Khajuraho Group of Monuments
The complex of Khajuraho represents a unique artistic creation, as much for its highly original architecture as for the sculpted decor of a surprising quality made up of a mythological repertory of numerous scenes of amusements of which not the least known are the scenes, susceptible to various interpretations, sacred or profane.
Khajuraho is one of the capitals of the Chandella rulers, a dynasty of Rajput origin which came into power at the beginning of the 10th century, and reached its apogee between 950 and 1050. Of the 85 temples which were constructed at Khajuraho during the Chandella period (and which were still resplendent: when the great traveller Ibn Battuta noted them in 1335), 22 still exist, disseminated within an area of about 6 km2.
As, monuments of two distinct religions, Brahminism and Jainism, the temples of Khajuraho are nonetheless distinguished by a common typology: they comprise an elevated substructure, over which rises the body of the richly decorated building, the 'jangha', covered with several registers of sculpted panels on to which open-work galleries are opened. This is crowned by a series of bundled towers with curvilinear contours, the Sikharas.

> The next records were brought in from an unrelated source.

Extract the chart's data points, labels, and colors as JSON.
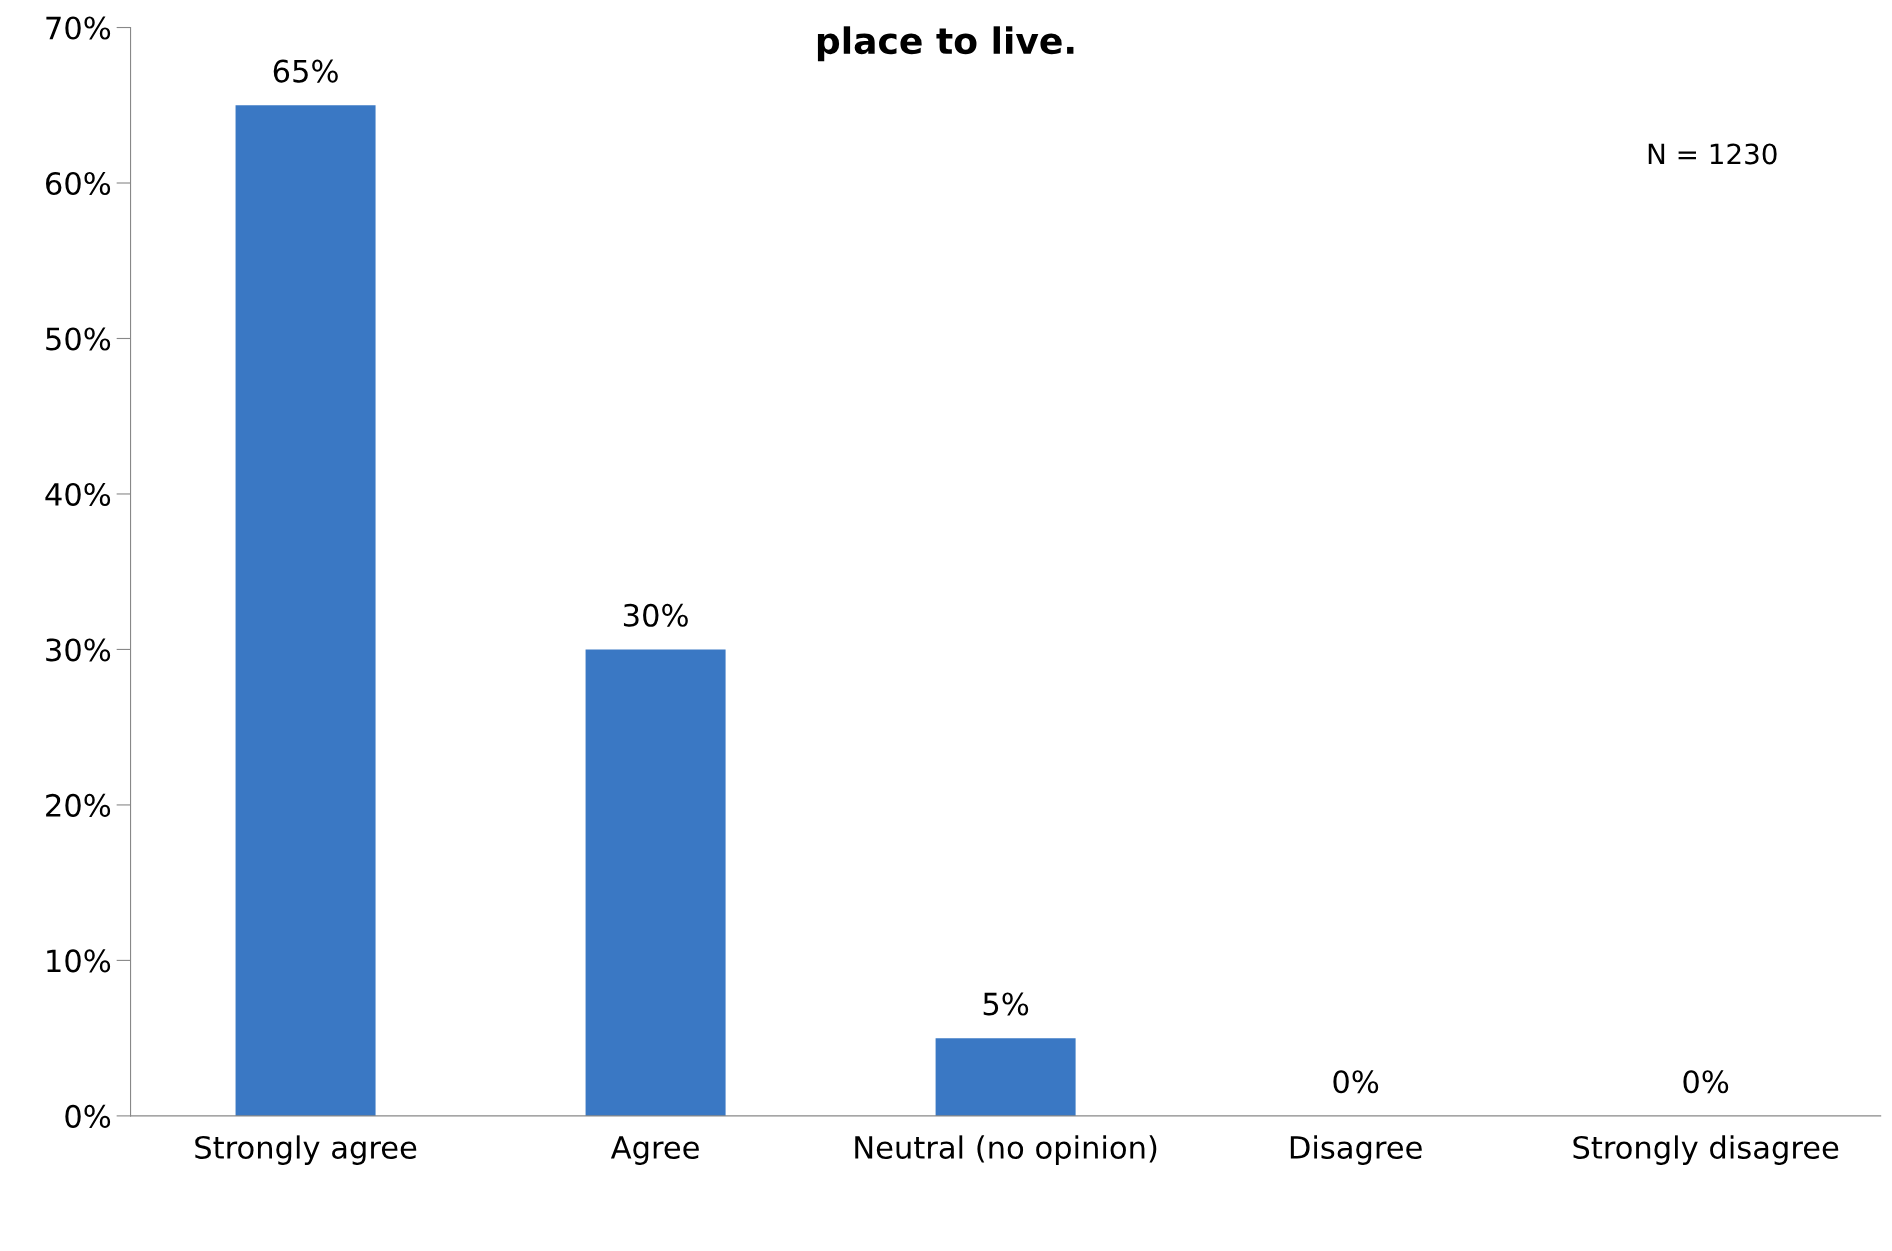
{
  "chart_data": {
    "type": "bar",
    "title": "place to live.",
    "categories": [
      "Strongly agree",
      "Agree",
      "Neutral (no opinion)",
      "Disagree",
      "Strongly disagree"
    ],
    "values": [
      65,
      30,
      5,
      0,
      0
    ],
    "value_labels": [
      "65%",
      "30%",
      "5%",
      "0%",
      "0%"
    ],
    "color": "#3a78c4",
    "ylim": [
      0,
      70
    ],
    "yticks": [
      {
        "value": 0,
        "label": "0%"
      },
      {
        "value": 10,
        "label": "10%"
      },
      {
        "value": 20,
        "label": "20%"
      },
      {
        "value": 30,
        "label": "30%"
      },
      {
        "value": 40,
        "label": "40%"
      },
      {
        "value": 50,
        "label": "50%"
      },
      {
        "value": 60,
        "label": "60%"
      },
      {
        "value": 70,
        "label": "70%"
      }
    ],
    "annotations": [
      "N = 1230"
    ],
    "grid": false,
    "legend": false
  }
}
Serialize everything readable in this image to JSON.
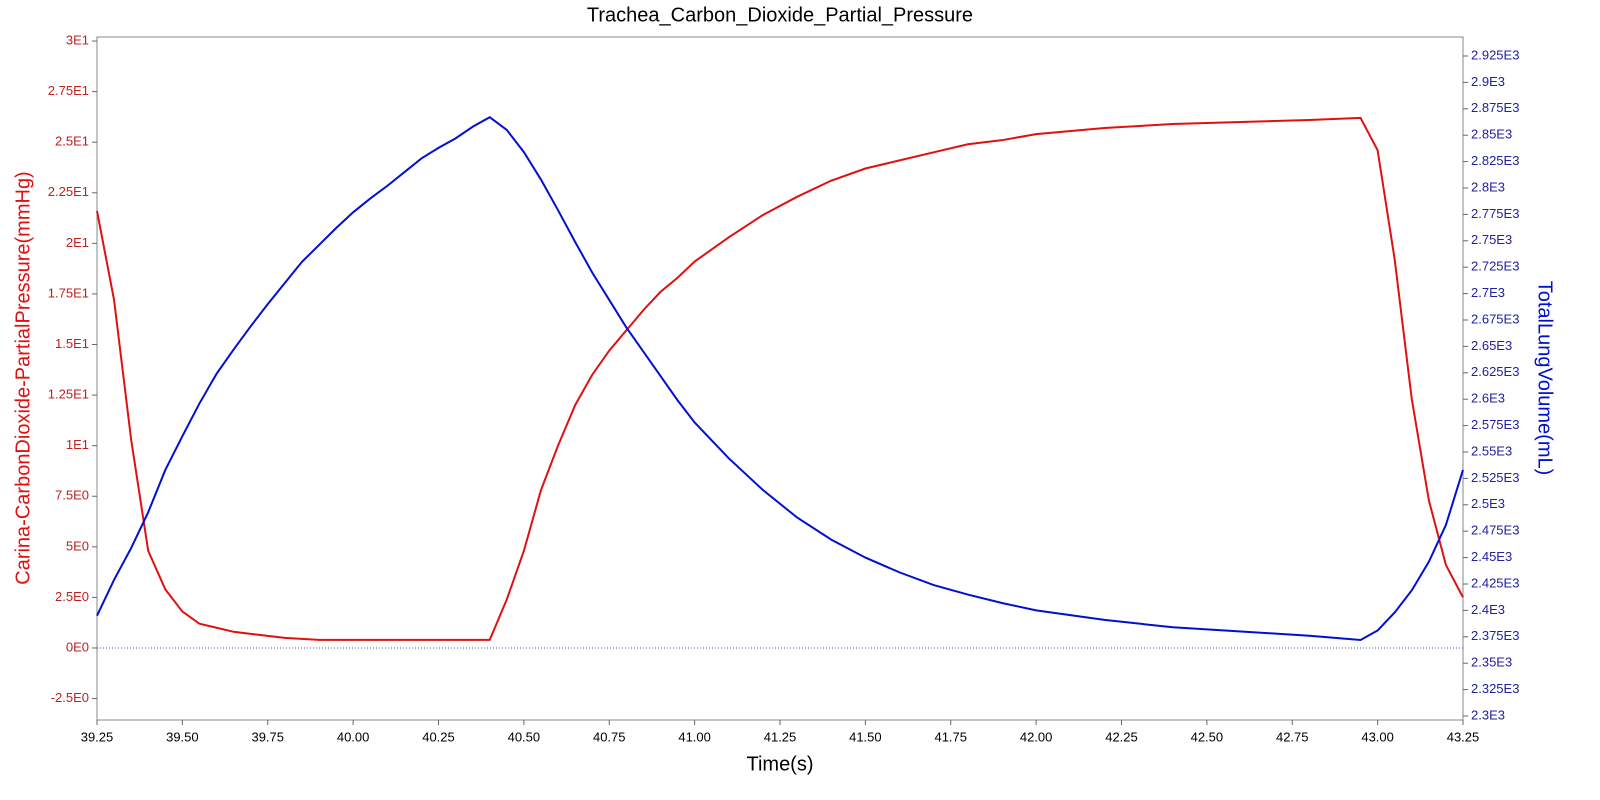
{
  "chart_data": {
    "type": "line",
    "title": "Trachea_Carbon_Dioxide_Partial_Pressure",
    "x_label": "Time(s)",
    "y_label": "Carina-CarbonDioxide-PartialPressure(mmHg)",
    "y2_label": "TotalLungVolume(mL)",
    "x": [
      39.25,
      39.3,
      39.35,
      39.4,
      39.45,
      39.5,
      39.55,
      39.6,
      39.65,
      39.7,
      39.75,
      39.8,
      39.85,
      39.9,
      39.95,
      40,
      40.05,
      40.1,
      40.15,
      40.2,
      40.25,
      40.3,
      40.35,
      40.4,
      40.45,
      40.5,
      40.55,
      40.6,
      40.65,
      40.7,
      40.75,
      40.8,
      40.85,
      40.9,
      40.95,
      41,
      41.1,
      41.2,
      41.3,
      41.4,
      41.5,
      41.6,
      41.7,
      41.8,
      41.9,
      42,
      42.2,
      42.4,
      42.6,
      42.8,
      42.95,
      43,
      43.05,
      43.1,
      43.15,
      43.2,
      43.25
    ],
    "series": [
      {
        "name": "Carina-CarbonDioxide-PartialPressure(mmHg)",
        "color": "#e01010",
        "axis": "y",
        "values": [
          21.6,
          17.2,
          10.3,
          4.8,
          2.9,
          1.8,
          1.2,
          1.0,
          0.8,
          0.7,
          0.6,
          0.5,
          0.45,
          0.4,
          0.4,
          0.4,
          0.4,
          0.4,
          0.4,
          0.4,
          0.4,
          0.4,
          0.4,
          0.4,
          2.4,
          4.8,
          7.8,
          10,
          12,
          13.5,
          14.7,
          15.7,
          16.7,
          17.6,
          18.3,
          19.1,
          20.3,
          21.4,
          22.3,
          23.1,
          23.7,
          24.1,
          24.5,
          24.9,
          25.1,
          25.4,
          25.7,
          25.9,
          26.0,
          26.1,
          26.2,
          24.6,
          19.2,
          12.3,
          7.3,
          4.1,
          2.5
        ]
      },
      {
        "name": "TotalLungVolume(mL)",
        "color": "#0010d0",
        "axis": "y2",
        "values": [
          2395,
          2429,
          2459,
          2493,
          2533,
          2565,
          2596,
          2624,
          2647,
          2669,
          2690,
          2710,
          2730,
          2746,
          2762,
          2777,
          2790,
          2802,
          2815,
          2828,
          2838,
          2847,
          2858,
          2867,
          2855,
          2834,
          2808,
          2779,
          2749,
          2720,
          2694,
          2668,
          2645,
          2622,
          2599,
          2578,
          2544,
          2514,
          2488,
          2467,
          2450,
          2436,
          2424,
          2415,
          2407,
          2400,
          2391,
          2384,
          2380,
          2376,
          2372,
          2381,
          2398,
          2419,
          2446,
          2481,
          2533
        ]
      }
    ],
    "xlim": [
      39.25,
      43.25
    ],
    "xticks": [
      39.25,
      {
        "value": 39.5,
        "label": "39.50"
      },
      39.75,
      {
        "value": 40,
        "label": "40.00"
      },
      40.25,
      {
        "value": 40.5,
        "label": "40.50"
      },
      40.75,
      {
        "value": 41,
        "label": "41.00"
      },
      41.25,
      {
        "value": 41.5,
        "label": "41.50"
      },
      41.75,
      {
        "value": 42,
        "label": "42.00"
      },
      42.25,
      {
        "value": 42.5,
        "label": "42.50"
      },
      42.75,
      {
        "value": 43,
        "label": "43.00"
      },
      43.25
    ],
    "ylim": [
      -3.56,
      30.2
    ],
    "yticks": [
      {
        "value": 30,
        "label": "3E1"
      },
      {
        "value": 27.5,
        "label": "2.75E1"
      },
      {
        "value": 25,
        "label": "2.5E1"
      },
      {
        "value": 22.5,
        "label": "2.25E1"
      },
      {
        "value": 20,
        "label": "2E1"
      },
      {
        "value": 17.5,
        "label": "1.75E1"
      },
      {
        "value": 15,
        "label": "1.5E1"
      },
      {
        "value": 12.5,
        "label": "1.25E1"
      },
      {
        "value": 10,
        "label": "1E1"
      },
      {
        "value": 7.5,
        "label": "7.5E0"
      },
      {
        "value": 5,
        "label": "5E0"
      },
      {
        "value": 2.5,
        "label": "2.5E0"
      },
      {
        "value": 0,
        "label": "0E0"
      },
      {
        "value": -2.5,
        "label": "-2.5E0"
      }
    ],
    "y2lim": [
      2296.2,
      2943
    ],
    "y2ticks": [
      {
        "value": 2300,
        "label": "2.3E3"
      },
      {
        "value": 2325,
        "label": "2.325E3"
      },
      {
        "value": 2350,
        "label": "2.35E3"
      },
      {
        "value": 2375,
        "label": "2.375E3"
      },
      {
        "value": 2400,
        "label": "2.4E3"
      },
      {
        "value": 2425,
        "label": "2.425E3"
      },
      {
        "value": 2450,
        "label": "2.45E3"
      },
      {
        "value": 2475,
        "label": "2.475E3"
      },
      {
        "value": 2500,
        "label": "2.5E3"
      },
      {
        "value": 2525,
        "label": "2.525E3"
      },
      {
        "value": 2550,
        "label": "2.55E3"
      },
      {
        "value": 2575,
        "label": "2.575E3"
      },
      {
        "value": 2600,
        "label": "2.6E3"
      },
      {
        "value": 2625,
        "label": "2.625E3"
      },
      {
        "value": 2650,
        "label": "2.65E3"
      },
      {
        "value": 2675,
        "label": "2.675E3"
      },
      {
        "value": 2700,
        "label": "2.7E3"
      },
      {
        "value": 2725,
        "label": "2.725E3"
      },
      {
        "value": 2750,
        "label": "2.75E3"
      },
      {
        "value": 2775,
        "label": "2.775E3"
      },
      {
        "value": 2800,
        "label": "2.8E3"
      },
      {
        "value": 2825,
        "label": "2.825E3"
      },
      {
        "value": 2850,
        "label": "2.85E3"
      },
      {
        "value": 2875,
        "label": "2.875E3"
      },
      {
        "value": 2900,
        "label": "2.9E3"
      },
      {
        "value": 2925,
        "label": "2.925E3"
      }
    ],
    "y_color": "#c02020",
    "y2_color": "#2020a0",
    "grid": false
  }
}
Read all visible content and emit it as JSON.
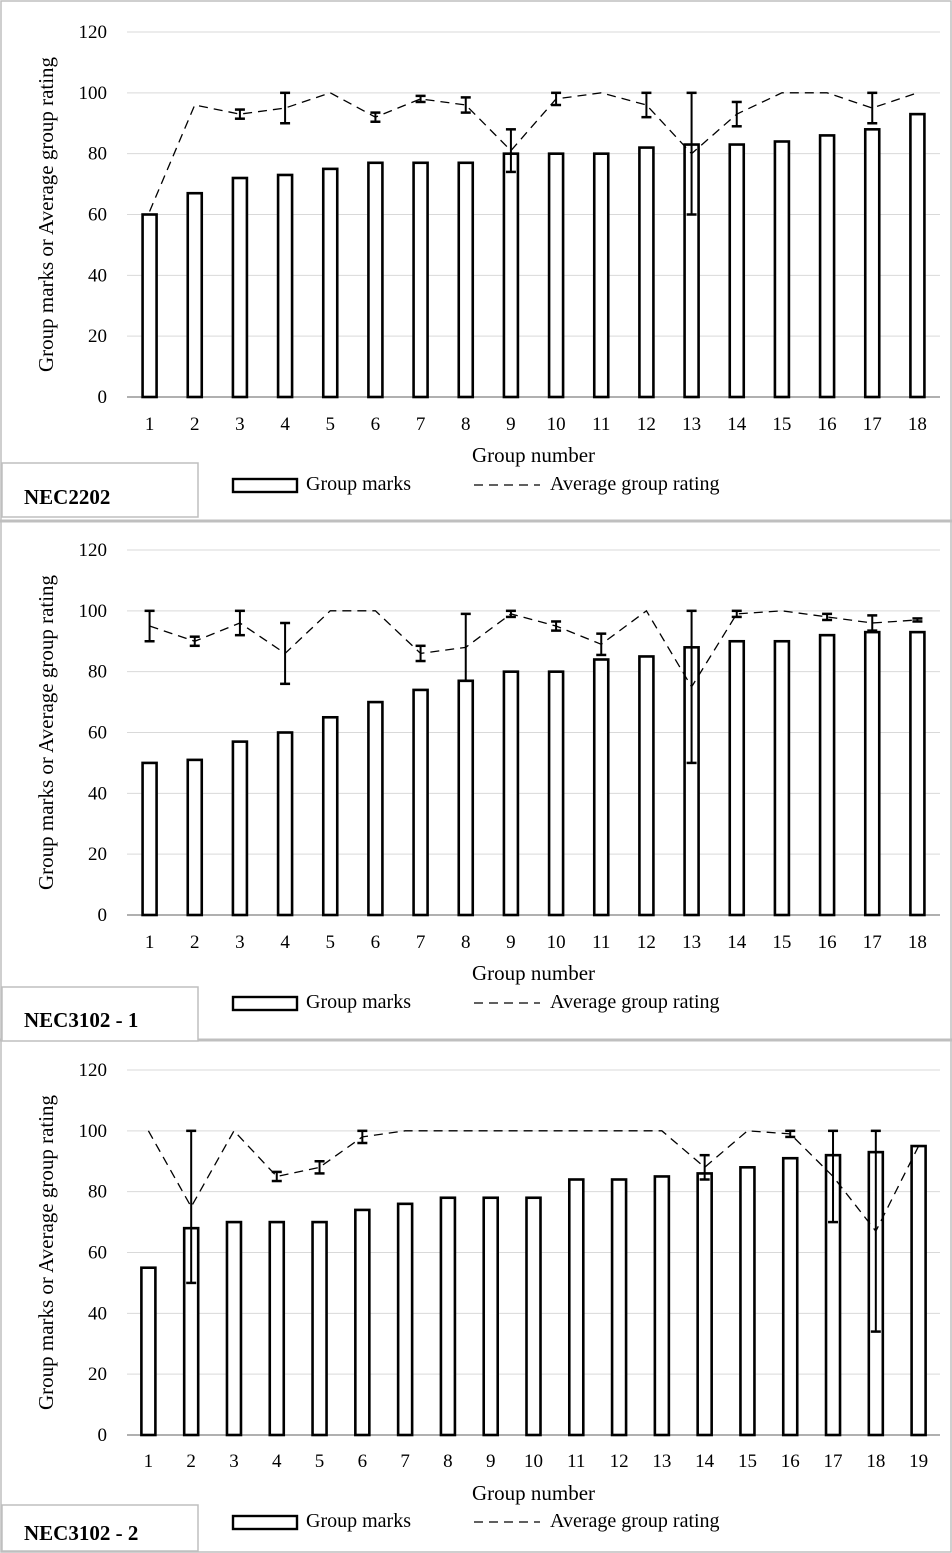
{
  "legend": {
    "bar_label": "Group marks",
    "line_label": "Average group rating"
  },
  "chart_data": [
    {
      "type": "bar",
      "title": "NEC2202",
      "xlabel": "Group number",
      "ylabel": "Group marks or Average group rating",
      "ylim": [
        0,
        120
      ],
      "yticks": [
        0,
        20,
        40,
        60,
        80,
        100,
        120
      ],
      "grid": true,
      "legend_position": "bottom",
      "categories": [
        "1",
        "2",
        "3",
        "4",
        "5",
        "6",
        "7",
        "8",
        "9",
        "10",
        "11",
        "12",
        "13",
        "14",
        "15",
        "16",
        "17",
        "18"
      ],
      "series": [
        {
          "name": "Group marks",
          "type": "bar",
          "values": [
            60,
            67,
            72,
            73,
            75,
            77,
            77,
            77,
            80,
            80,
            80,
            82,
            83,
            83,
            84,
            86,
            88,
            93
          ]
        },
        {
          "name": "Average group rating",
          "type": "line",
          "values": [
            61,
            96,
            93,
            95,
            100,
            92,
            98,
            96,
            81,
            98,
            100,
            96,
            80,
            93,
            100,
            100,
            95,
            100
          ],
          "error": [
            0,
            0,
            1.5,
            5,
            0,
            1.5,
            1,
            2.5,
            7,
            2,
            0,
            4,
            20,
            4,
            0,
            0,
            5,
            0
          ]
        }
      ]
    },
    {
      "type": "bar",
      "title": "NEC3102 - 1",
      "xlabel": "Group number",
      "ylabel": "Group marks or Average group rating",
      "ylim": [
        0,
        120
      ],
      "yticks": [
        0,
        20,
        40,
        60,
        80,
        100,
        120
      ],
      "grid": true,
      "legend_position": "bottom",
      "categories": [
        "1",
        "2",
        "3",
        "4",
        "5",
        "6",
        "7",
        "8",
        "9",
        "10",
        "11",
        "12",
        "13",
        "14",
        "15",
        "16",
        "17",
        "18"
      ],
      "series": [
        {
          "name": "Group marks",
          "type": "bar",
          "values": [
            50,
            51,
            57,
            60,
            65,
            70,
            74,
            77,
            80,
            80,
            84,
            85,
            88,
            90,
            90,
            92,
            93,
            93
          ]
        },
        {
          "name": "Average group rating",
          "type": "line",
          "values": [
            95,
            90,
            96,
            86,
            100,
            100,
            86,
            88,
            99,
            95,
            89,
            100,
            75,
            99,
            100,
            98,
            96,
            97
          ],
          "error": [
            5,
            1.5,
            4,
            10,
            0,
            0,
            2.5,
            11,
            1,
            1.5,
            3.5,
            0,
            25,
            1,
            0,
            1,
            2.5,
            0.5
          ]
        }
      ]
    },
    {
      "type": "bar",
      "title": "NEC3102 - 2",
      "xlabel": "Group number",
      "ylabel": "Group marks or Average group rating",
      "ylim": [
        0,
        120
      ],
      "yticks": [
        0,
        20,
        40,
        60,
        80,
        100,
        120
      ],
      "grid": true,
      "legend_position": "bottom",
      "categories": [
        "1",
        "2",
        "3",
        "4",
        "5",
        "6",
        "7",
        "8",
        "9",
        "10",
        "11",
        "12",
        "13",
        "14",
        "15",
        "16",
        "17",
        "18",
        "19"
      ],
      "series": [
        {
          "name": "Group marks",
          "type": "bar",
          "values": [
            55,
            68,
            70,
            70,
            70,
            74,
            76,
            78,
            78,
            78,
            84,
            84,
            85,
            86,
            88,
            91,
            92,
            93,
            95
          ]
        },
        {
          "name": "Average group rating",
          "type": "line",
          "values": [
            100,
            75,
            100,
            85,
            88,
            98,
            100,
            100,
            100,
            100,
            100,
            100,
            100,
            88,
            100,
            99,
            85,
            67,
            95
          ],
          "error": [
            0,
            25,
            0,
            1.5,
            2,
            2,
            0,
            0,
            0,
            0,
            0,
            0,
            0,
            4,
            0,
            1,
            15,
            33,
            0
          ]
        }
      ]
    }
  ]
}
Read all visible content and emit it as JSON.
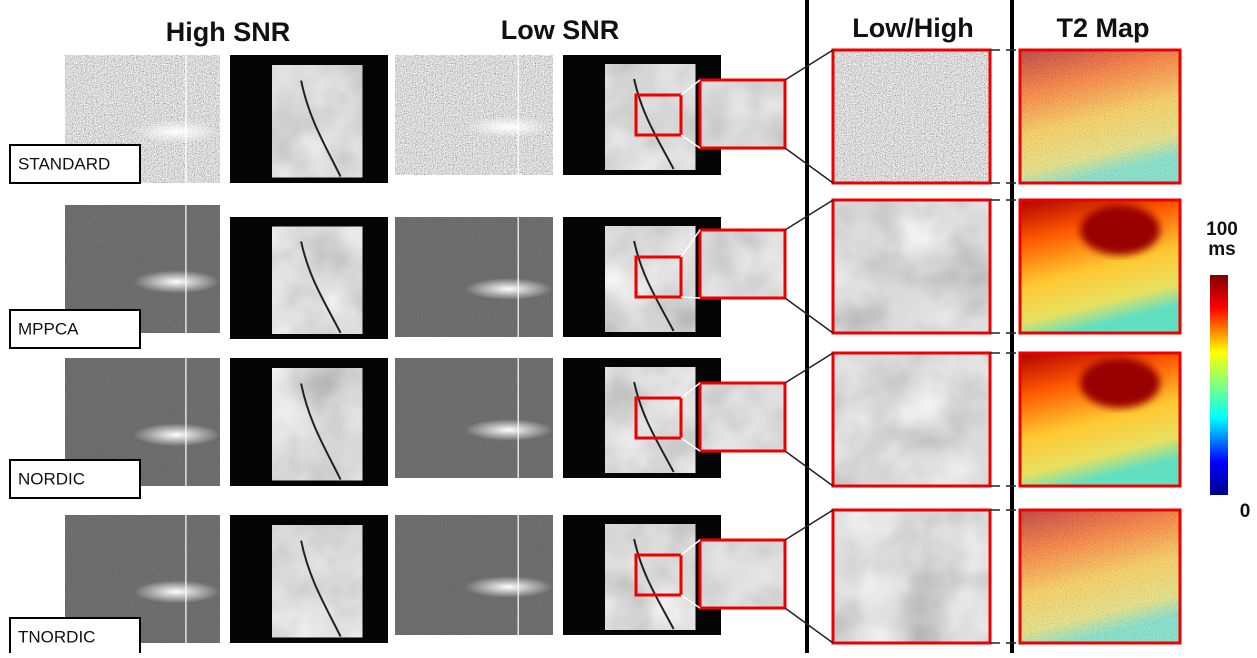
{
  "headers": [
    "High SNR",
    "Low SNR",
    "Low/High",
    "T2 Map"
  ],
  "rows": [
    {
      "label": "STANDARD"
    },
    {
      "label": "MPPCA"
    },
    {
      "label": "NORDIC"
    },
    {
      "label": "TNORDIC"
    }
  ],
  "colorbar": {
    "max": "100",
    "unit": "ms",
    "min": "0"
  }
}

The most important group of monuments is massed in the western zone, not far from the archaeological museum, including the temples of Varaha, Lakshmana, Matangeshwara, Kandariya, Mahadeva Chitragupta, Chopra Tank, Parvati, Vishwanatha and Nandi. But the east and south groups also comprise noteworthy complexes (the temples of Ghantai, Parshvanath, Adinath, Shantinath, Dulhadeo, Chaturbhuja).